The report, called “These Walls Have Ears” – The Chilling Effect of Surveillance in South Sudan,” draws on interviews with 63 South Sudanese activists, journalists and lawyers who reported experiences with the country’s surveillance technologies. The research team also looked at more than 57 reports from international organizations including the United Nations, and laws in South Sudan that allow the National Security Service to conduct surveillance.
Amnesty said that among those documents was evidence that an Israeli firm supplied technology to South Sudan to intercept communications. It also reports widespread infiltration of South Sudanese companies, NGOs and the media, with NSS agents active in neighboring countries as well.
“The depth and breadth of the NSS’s spy network creates an environment that infringes on freedom of opinion, expression and privacy,” the human rights group said.

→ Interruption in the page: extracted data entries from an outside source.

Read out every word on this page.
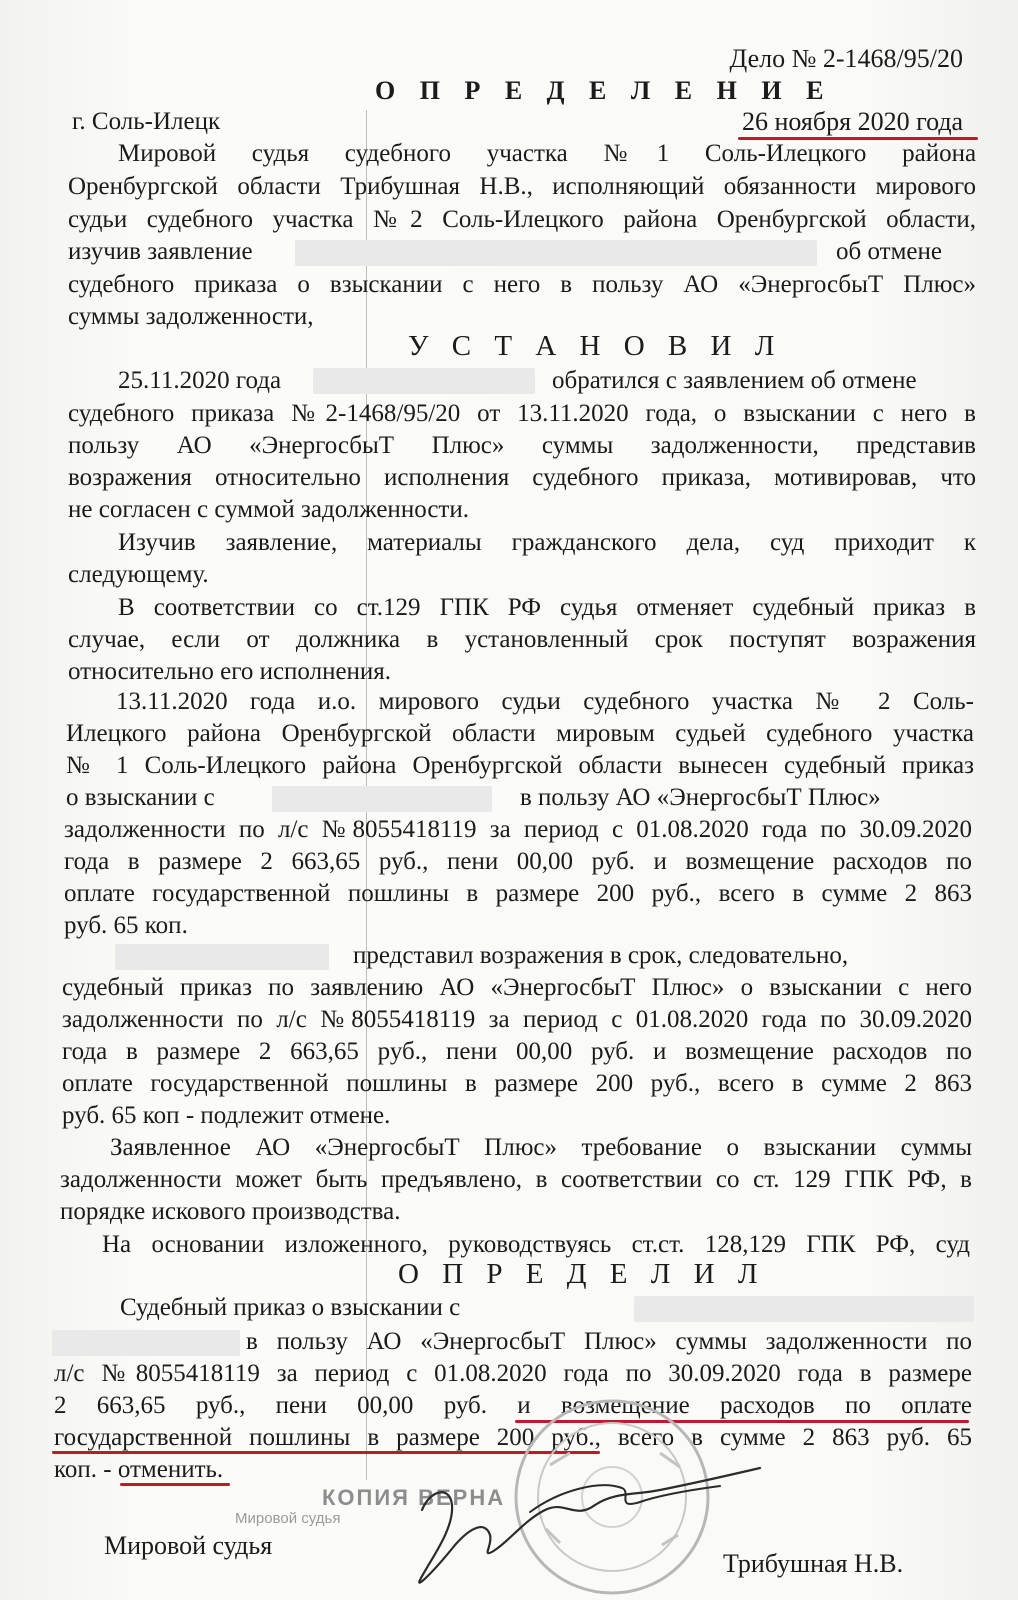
Дело № 2-1468/95/20
О П Р Е Д Е Л Е Н И Е
г. Соль-Илецк	26 ноября 2020 года
Мировой судья судебного участка №1 Соль-Илецкого района
Оренбургской области Трибушная Н.В., исполняющий обязанности мирового
судьи судебного участка №2 Соль-Илецкого района Оренбургской области,
изучив заявление	об отмене
судебного приказа о взыскании с него в пользу АО «ЭнергосбыТ Плюс»
суммы задолженности,
У С Т А Н О В И Л
25.11.2020 года	обратился с заявлением об отмене
судебного приказа №2-1468/95/20 от 13.11.2020 года, о взыскании с него в
пользу АО «ЭнергосбыТ Плюс» суммы задолженности, представив
возражения относительно исполнения судебного приказа, мотивировав, что
не согласен с суммой задолженности.
Изучив заявление, материалы гражданского дела, суд приходит к
следующему.
В соответствии со ст.129 ГПК РФ судья отменяет судебный приказ в
случае, если от должника в установленный срок поступят возражения
относительно его исполнения.
13.11.2020 года и.о. мирового судьи судебного участка № 2 Соль-
Илецкого района Оренбургской области мировым судьей судебного участка
№ 1 Соль-Илецкого района Оренбургской области вынесен судебный приказ
о взыскании с	в пользу АО «ЭнергосбыТ Плюс»
задолженности по л/с №8055418119 за период с 01.08.2020 года по 30.09.2020
года в размере 2 663,65 руб., пени 00,00 руб. и возмещение расходов по
оплате государственной пошлины в размере 200 руб., всего в сумме 2 863
руб. 65 коп.
представил возражения в срок, следовательно,
судебный приказ по заявлению АО «ЭнергосбыТ Плюс» о взыскании с него
задолженности по л/с №8055418119 за период с 01.08.2020 года по 30.09.2020
года в размере 2 663,65 руб., пени 00,00 руб. и возмещение расходов по
оплате государственной пошлины в размере 200 руб., всего в сумме 2 863
руб. 65 коп - подлежит отмене.
Заявленное АО «ЭнергосбыТ Плюс» требование о взыскании суммы
задолженности может быть предъявлено, в соответствии со ст. 129 ГПК РФ, в
порядке искового производства.
На основании изложенного, руководствуясь ст.ст. 128,129 ГПК РФ, суд
О П Р Е Д Е Л И Л
Судебный приказ о взыскании с
в пользу АО «ЭнергосбыТ Плюс» суммы задолженности по
л/с №8055418119 за период с 01.08.2020 года по 30.09.2020 года в размере
2 663,65 руб., пени 00,00 руб. и возмещение расходов по оплате
государственной пошлины в размере 200 руб., всего в сумме 2 863 руб. 65
коп. - отменить.
КОПИЯ ВЕРНА
Мировой судья
Мировой судья
Трибушная Н.В.
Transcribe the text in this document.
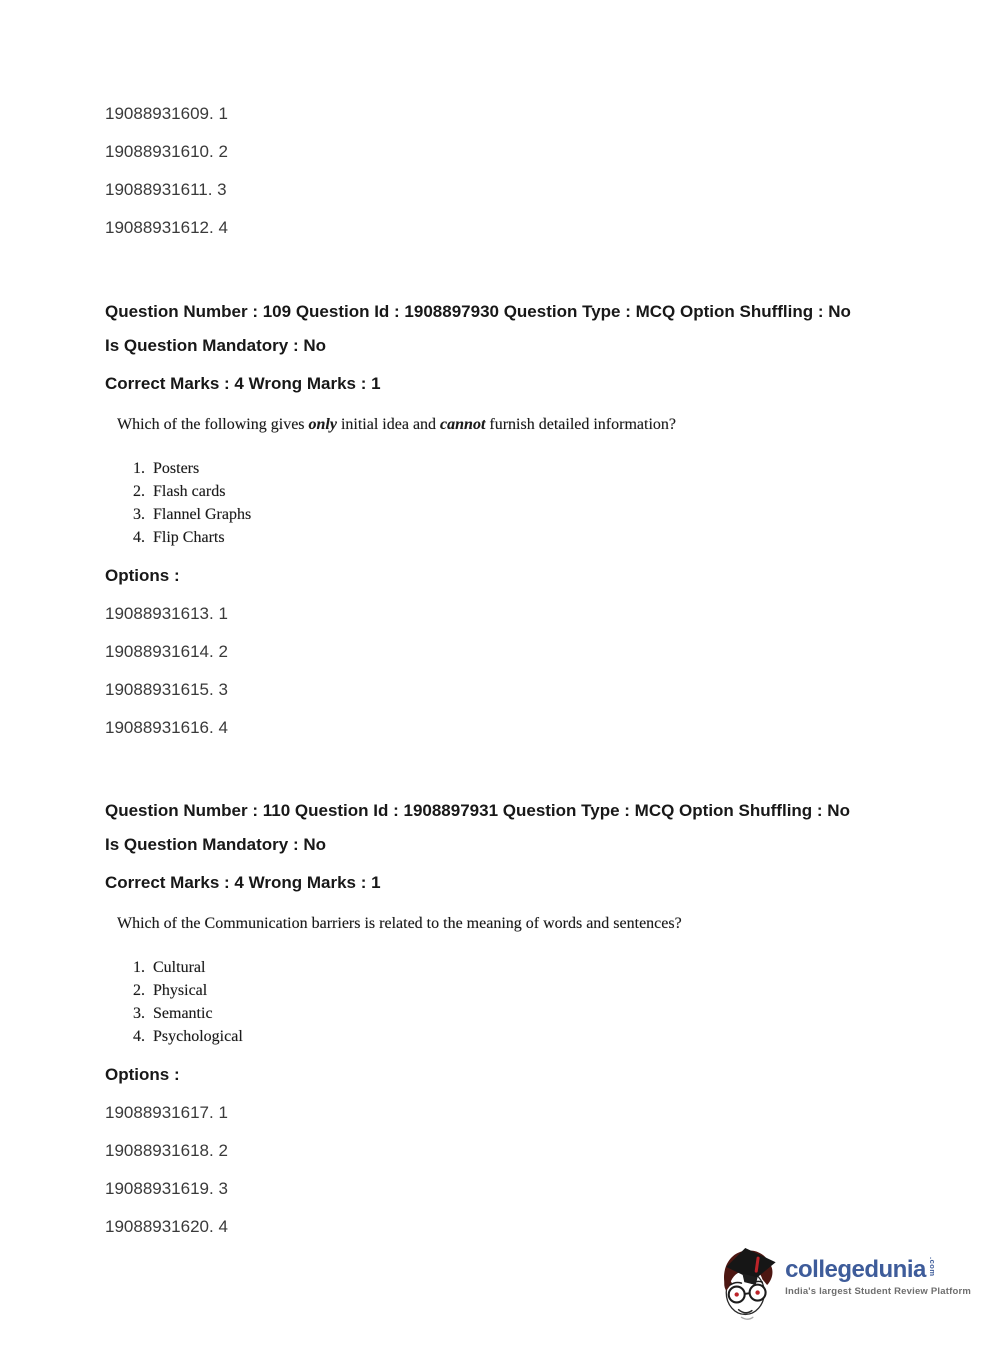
19088931609. 1

19088931610. 2

19088931611. 3

19088931612. 4

Question Number : 109 Question Id : 1908897930 Question Type : MCQ Option Shuffling : No

Is Question Mandatory : No

Correct Marks : 4 Wrong Marks : 1

Which of the following gives only initial idea and cannot furnish detailed information?

1. Posters
2. Flash cards
3. Flannel Graphs
4. Flip Charts

Options :

19088931613. 1

19088931614. 2

19088931615. 3

19088931616. 4

Question Number : 110 Question Id : 1908897931 Question Type : MCQ Option Shuffling : No

Is Question Mandatory : No

Correct Marks : 4 Wrong Marks : 1

Which of the Communication barriers is related to the meaning of words and sentences?

1. Cultural
2. Physical
3. Semantic
4. Psychological

Options :

19088931617. 1

19088931618. 2

19088931619. 3

19088931620. 4

collegedunia .com
India's largest Student Review Platform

Most activists said they are not deterred by the surveillance and harassment, but the Amnesty director for East and Southern Africa said the practices have a chilling effect on civil actors. “The threat of surveillance is a weapon in itself – government critics and human rights activists told us they live in constant fear of being spied on,” said Deprose Muchena.
Although South Sudanese activists say they speak out despite the risks, they have to carefully weigh what they say and feel the pressure and worry for themselves and their families.
“You cannot speak without thinking twice,” said one activist.